Artemis 1 is an uncrewed test flight of the crew capsule and launch vehicle that will return human beings to the Moon for the first time since the end of the Apollo program in 1972.
Standing at just over 20 meters tall, the Orion spacecraft stack includes the Airbus-built European Service Module (ESM), the Lockheed Martin-built Orion spacecraft, and the launch abort tower, which is manufactured by Lockheed Martin and incorporates rocket motors from Northrop Grumman and Aerojet Rocketdyne.
The Artemis 1 Orion spacecraft stacked with its ESM was moved from the Kennedy Space Center’s Multi-Payload Processing Facility to the Launch Abort System Facility on July 10 to be fitted with its launch abort tower.

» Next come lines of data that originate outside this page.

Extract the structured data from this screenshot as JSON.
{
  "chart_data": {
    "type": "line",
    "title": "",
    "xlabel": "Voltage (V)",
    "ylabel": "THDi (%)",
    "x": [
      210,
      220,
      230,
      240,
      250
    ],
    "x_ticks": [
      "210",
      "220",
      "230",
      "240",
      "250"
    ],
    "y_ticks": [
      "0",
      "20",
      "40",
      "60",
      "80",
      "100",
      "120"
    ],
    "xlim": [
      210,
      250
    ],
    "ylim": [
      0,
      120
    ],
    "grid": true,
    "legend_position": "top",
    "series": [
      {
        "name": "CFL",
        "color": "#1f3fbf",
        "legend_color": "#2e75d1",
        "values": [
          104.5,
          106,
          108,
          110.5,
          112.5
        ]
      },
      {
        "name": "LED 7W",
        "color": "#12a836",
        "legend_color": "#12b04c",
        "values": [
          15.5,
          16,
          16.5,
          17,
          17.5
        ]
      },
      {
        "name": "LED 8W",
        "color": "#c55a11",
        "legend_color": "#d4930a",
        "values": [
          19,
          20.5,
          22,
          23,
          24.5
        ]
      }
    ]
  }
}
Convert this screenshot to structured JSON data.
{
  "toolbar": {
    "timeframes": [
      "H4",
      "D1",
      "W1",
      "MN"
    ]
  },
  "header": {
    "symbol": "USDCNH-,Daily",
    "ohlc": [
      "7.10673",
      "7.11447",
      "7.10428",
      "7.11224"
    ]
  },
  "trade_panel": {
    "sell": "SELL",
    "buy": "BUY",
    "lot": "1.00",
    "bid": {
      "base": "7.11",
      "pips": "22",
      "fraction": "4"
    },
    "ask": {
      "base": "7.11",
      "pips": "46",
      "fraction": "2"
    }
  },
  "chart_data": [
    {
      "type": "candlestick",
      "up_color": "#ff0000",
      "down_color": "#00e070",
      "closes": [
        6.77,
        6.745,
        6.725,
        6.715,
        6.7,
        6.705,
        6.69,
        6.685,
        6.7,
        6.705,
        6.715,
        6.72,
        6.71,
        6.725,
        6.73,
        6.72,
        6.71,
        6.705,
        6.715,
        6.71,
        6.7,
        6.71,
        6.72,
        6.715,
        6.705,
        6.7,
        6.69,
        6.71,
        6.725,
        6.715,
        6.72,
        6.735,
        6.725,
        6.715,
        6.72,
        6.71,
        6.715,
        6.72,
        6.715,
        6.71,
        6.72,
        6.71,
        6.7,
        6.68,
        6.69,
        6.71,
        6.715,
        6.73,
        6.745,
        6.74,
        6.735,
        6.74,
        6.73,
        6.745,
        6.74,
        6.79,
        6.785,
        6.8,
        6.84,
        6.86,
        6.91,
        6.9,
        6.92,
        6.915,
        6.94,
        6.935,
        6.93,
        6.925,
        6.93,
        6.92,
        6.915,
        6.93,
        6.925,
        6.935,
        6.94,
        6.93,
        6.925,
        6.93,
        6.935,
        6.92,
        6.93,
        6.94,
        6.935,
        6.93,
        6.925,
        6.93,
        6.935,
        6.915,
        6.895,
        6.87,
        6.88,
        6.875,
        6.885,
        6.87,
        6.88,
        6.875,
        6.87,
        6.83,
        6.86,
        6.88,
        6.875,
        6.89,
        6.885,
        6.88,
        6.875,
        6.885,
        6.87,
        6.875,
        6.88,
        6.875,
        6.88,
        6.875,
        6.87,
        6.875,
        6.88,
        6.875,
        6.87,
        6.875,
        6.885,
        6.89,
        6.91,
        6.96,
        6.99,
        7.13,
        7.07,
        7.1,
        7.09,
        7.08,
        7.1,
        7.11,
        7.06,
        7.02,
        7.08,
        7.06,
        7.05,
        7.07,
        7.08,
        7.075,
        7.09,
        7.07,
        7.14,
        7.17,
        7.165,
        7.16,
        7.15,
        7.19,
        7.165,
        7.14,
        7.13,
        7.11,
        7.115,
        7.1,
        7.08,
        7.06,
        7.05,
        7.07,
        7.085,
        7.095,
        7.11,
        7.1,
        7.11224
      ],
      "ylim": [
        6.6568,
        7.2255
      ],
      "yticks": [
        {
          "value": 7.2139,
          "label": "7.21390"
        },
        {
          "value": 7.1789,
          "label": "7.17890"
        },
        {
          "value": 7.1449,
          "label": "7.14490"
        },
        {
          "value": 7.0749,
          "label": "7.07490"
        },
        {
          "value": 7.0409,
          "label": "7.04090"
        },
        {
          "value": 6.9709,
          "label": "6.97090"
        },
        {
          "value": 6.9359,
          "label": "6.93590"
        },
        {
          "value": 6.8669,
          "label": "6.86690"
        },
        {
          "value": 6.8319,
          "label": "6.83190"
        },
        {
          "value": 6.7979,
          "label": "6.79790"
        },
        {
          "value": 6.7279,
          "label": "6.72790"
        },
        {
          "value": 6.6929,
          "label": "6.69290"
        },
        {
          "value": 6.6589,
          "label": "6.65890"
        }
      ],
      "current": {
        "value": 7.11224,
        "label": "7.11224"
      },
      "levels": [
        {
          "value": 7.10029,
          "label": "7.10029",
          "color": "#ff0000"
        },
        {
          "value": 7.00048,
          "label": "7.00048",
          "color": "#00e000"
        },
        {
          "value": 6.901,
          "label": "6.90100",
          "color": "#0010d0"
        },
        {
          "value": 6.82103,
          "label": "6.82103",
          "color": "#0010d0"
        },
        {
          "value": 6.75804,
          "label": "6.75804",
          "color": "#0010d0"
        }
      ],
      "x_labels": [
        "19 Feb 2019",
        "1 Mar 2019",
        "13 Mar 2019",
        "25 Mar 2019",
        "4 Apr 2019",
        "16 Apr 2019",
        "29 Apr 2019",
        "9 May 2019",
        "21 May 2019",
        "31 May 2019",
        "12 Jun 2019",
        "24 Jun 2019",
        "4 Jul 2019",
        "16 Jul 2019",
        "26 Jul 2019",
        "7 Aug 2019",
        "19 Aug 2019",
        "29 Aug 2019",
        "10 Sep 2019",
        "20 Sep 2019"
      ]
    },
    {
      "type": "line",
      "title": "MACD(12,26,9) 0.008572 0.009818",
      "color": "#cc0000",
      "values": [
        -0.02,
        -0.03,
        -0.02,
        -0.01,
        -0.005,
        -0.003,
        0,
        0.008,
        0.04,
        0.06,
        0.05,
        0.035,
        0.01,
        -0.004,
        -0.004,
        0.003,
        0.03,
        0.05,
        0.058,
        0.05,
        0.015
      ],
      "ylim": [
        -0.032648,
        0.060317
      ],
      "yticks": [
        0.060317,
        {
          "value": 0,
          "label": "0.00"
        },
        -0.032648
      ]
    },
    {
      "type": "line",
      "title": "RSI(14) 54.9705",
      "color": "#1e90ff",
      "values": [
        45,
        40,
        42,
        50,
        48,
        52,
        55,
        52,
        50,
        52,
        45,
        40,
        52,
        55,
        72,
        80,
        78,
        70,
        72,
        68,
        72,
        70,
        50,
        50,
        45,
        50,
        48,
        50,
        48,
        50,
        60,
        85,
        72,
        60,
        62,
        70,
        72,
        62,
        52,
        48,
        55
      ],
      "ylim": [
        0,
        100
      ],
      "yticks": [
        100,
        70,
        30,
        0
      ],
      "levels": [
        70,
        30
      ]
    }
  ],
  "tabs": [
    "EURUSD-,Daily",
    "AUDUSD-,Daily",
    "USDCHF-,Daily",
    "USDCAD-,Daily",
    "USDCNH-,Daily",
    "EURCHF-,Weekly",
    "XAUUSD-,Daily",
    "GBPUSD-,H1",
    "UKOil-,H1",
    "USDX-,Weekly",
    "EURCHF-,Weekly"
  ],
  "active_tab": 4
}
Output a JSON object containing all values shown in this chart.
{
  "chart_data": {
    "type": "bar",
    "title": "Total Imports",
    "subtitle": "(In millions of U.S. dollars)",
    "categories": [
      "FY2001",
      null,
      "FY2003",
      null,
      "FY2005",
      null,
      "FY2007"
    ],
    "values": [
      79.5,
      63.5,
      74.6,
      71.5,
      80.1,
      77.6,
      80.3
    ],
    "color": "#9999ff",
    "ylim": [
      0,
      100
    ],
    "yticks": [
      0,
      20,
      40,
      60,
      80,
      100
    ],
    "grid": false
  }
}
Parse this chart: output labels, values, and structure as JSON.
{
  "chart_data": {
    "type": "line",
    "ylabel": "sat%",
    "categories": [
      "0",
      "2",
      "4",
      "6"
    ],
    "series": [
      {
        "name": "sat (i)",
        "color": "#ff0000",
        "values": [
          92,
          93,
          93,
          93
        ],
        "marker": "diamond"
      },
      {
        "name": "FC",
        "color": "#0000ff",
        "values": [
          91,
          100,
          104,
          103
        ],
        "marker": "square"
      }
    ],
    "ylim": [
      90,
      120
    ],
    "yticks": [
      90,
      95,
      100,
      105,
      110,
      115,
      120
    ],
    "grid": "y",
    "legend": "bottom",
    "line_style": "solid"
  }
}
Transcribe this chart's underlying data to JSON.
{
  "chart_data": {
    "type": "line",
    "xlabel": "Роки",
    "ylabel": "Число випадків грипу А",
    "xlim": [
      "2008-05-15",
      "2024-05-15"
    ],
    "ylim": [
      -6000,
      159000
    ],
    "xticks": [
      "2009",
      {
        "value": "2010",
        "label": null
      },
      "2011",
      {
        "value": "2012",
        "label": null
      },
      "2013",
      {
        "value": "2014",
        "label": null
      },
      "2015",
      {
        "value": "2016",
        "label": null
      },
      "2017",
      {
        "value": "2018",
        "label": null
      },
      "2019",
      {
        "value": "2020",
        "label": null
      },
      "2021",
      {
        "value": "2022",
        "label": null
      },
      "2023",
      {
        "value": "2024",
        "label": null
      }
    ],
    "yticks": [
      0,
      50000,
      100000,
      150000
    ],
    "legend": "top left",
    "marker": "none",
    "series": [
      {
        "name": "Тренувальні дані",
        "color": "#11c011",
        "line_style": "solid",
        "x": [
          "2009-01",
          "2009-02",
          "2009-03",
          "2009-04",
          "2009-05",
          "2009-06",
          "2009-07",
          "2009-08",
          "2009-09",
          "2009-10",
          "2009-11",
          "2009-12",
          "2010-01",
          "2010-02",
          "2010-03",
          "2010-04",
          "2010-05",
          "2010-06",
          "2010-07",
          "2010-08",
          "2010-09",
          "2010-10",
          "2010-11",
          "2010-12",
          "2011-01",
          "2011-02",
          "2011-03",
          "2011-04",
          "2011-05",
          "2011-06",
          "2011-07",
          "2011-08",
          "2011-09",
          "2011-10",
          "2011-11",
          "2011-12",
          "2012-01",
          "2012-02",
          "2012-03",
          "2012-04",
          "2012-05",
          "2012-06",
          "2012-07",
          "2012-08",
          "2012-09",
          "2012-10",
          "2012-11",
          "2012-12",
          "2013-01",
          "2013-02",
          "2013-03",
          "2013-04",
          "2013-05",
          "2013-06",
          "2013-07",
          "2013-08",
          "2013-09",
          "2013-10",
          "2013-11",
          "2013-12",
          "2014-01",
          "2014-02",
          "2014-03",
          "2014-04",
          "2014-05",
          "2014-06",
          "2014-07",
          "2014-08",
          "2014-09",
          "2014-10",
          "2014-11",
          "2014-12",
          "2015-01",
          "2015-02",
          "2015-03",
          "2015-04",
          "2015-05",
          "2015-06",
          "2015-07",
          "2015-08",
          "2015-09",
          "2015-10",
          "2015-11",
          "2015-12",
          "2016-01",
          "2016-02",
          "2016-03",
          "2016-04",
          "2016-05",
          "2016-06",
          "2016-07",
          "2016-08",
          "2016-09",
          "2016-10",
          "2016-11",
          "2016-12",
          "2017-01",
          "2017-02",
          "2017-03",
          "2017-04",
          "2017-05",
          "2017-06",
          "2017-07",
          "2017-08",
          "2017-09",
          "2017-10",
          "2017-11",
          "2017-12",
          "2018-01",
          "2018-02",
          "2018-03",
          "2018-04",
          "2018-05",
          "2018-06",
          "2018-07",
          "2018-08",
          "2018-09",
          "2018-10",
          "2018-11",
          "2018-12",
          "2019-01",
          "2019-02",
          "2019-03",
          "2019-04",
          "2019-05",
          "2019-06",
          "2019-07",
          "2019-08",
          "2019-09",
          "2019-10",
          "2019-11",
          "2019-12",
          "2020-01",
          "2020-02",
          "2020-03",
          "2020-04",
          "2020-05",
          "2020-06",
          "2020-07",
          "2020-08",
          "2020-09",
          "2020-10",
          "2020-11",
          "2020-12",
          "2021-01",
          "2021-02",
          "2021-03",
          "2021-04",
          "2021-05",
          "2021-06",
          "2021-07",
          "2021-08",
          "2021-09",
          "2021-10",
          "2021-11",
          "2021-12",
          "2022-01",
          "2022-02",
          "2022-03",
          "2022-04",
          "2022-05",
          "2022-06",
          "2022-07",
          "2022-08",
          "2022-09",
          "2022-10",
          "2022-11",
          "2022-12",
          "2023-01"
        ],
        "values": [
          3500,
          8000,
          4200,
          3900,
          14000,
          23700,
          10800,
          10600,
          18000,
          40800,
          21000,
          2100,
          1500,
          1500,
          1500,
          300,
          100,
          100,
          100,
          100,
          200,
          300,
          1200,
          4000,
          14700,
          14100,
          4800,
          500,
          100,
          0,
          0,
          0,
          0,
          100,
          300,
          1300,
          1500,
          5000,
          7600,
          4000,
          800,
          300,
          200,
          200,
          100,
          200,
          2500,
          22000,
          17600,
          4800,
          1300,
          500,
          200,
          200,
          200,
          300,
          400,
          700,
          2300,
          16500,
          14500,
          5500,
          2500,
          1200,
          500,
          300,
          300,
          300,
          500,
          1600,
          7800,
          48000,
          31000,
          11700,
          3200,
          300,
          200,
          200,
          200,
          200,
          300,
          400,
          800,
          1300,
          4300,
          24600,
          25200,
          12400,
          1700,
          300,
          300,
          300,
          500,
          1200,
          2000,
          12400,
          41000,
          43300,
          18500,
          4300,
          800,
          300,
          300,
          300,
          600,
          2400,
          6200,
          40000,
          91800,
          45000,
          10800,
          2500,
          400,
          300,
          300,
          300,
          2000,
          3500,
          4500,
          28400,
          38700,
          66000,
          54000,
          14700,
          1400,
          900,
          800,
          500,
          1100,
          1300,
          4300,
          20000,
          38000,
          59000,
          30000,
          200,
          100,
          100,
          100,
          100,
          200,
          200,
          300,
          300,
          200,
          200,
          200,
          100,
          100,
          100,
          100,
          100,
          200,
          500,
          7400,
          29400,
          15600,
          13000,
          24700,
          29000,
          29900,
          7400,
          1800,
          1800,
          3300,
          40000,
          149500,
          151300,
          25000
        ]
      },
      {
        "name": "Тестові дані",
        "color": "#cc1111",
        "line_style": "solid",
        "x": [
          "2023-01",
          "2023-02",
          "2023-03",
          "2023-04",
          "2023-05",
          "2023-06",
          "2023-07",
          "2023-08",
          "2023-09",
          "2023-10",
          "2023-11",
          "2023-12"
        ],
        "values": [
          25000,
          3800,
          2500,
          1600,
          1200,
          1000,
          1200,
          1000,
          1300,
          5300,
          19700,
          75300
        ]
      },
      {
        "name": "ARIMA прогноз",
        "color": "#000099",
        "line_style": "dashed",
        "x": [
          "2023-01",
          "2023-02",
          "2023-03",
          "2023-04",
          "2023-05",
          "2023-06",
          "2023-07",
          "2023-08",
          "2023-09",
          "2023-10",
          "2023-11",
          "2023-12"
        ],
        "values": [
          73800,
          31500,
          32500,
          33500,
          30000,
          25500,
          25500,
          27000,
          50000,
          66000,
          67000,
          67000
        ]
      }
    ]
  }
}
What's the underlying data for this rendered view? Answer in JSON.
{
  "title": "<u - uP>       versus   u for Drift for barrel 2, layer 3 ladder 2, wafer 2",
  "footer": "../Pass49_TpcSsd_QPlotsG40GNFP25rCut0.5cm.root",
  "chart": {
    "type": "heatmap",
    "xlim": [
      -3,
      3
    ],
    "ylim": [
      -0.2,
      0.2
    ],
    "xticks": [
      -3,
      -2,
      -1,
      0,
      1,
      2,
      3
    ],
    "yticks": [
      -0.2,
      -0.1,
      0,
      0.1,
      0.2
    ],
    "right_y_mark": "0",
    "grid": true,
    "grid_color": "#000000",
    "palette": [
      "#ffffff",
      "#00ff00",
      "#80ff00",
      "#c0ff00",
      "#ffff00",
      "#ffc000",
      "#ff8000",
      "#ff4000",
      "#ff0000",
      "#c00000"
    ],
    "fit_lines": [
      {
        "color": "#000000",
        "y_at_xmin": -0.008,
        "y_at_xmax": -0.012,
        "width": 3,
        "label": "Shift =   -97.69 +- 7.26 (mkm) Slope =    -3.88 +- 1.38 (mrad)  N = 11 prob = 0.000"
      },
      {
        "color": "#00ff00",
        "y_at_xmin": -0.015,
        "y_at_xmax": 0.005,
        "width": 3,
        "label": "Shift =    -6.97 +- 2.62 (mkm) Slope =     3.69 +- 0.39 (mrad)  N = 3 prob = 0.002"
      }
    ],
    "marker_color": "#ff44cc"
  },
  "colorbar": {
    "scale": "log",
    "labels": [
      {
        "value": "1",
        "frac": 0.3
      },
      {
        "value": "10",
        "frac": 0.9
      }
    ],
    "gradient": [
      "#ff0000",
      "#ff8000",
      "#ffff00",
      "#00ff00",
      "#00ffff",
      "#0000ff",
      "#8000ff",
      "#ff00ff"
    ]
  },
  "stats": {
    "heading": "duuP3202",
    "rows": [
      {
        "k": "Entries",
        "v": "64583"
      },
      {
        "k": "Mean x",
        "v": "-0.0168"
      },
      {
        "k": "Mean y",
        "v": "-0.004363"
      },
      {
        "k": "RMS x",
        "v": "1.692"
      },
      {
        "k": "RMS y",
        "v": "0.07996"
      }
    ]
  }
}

On October 19, the completed stack transversed the 10-kilometer distance from the Launch Abort System Facility to the VAB. The journey took approximately 4 hours at an average speed of around 4.8 kilometers per hour.
Now just meters away from its SLS launch vehicle, the Artemis 1 Orion spacecraft is expected to be stacked within the next few days.
The Artemis 1 mission is slated to be launched in the first quarter of 2022. Once the spacecraft is deployed, it will begin a 25-day journey to the Moon and back.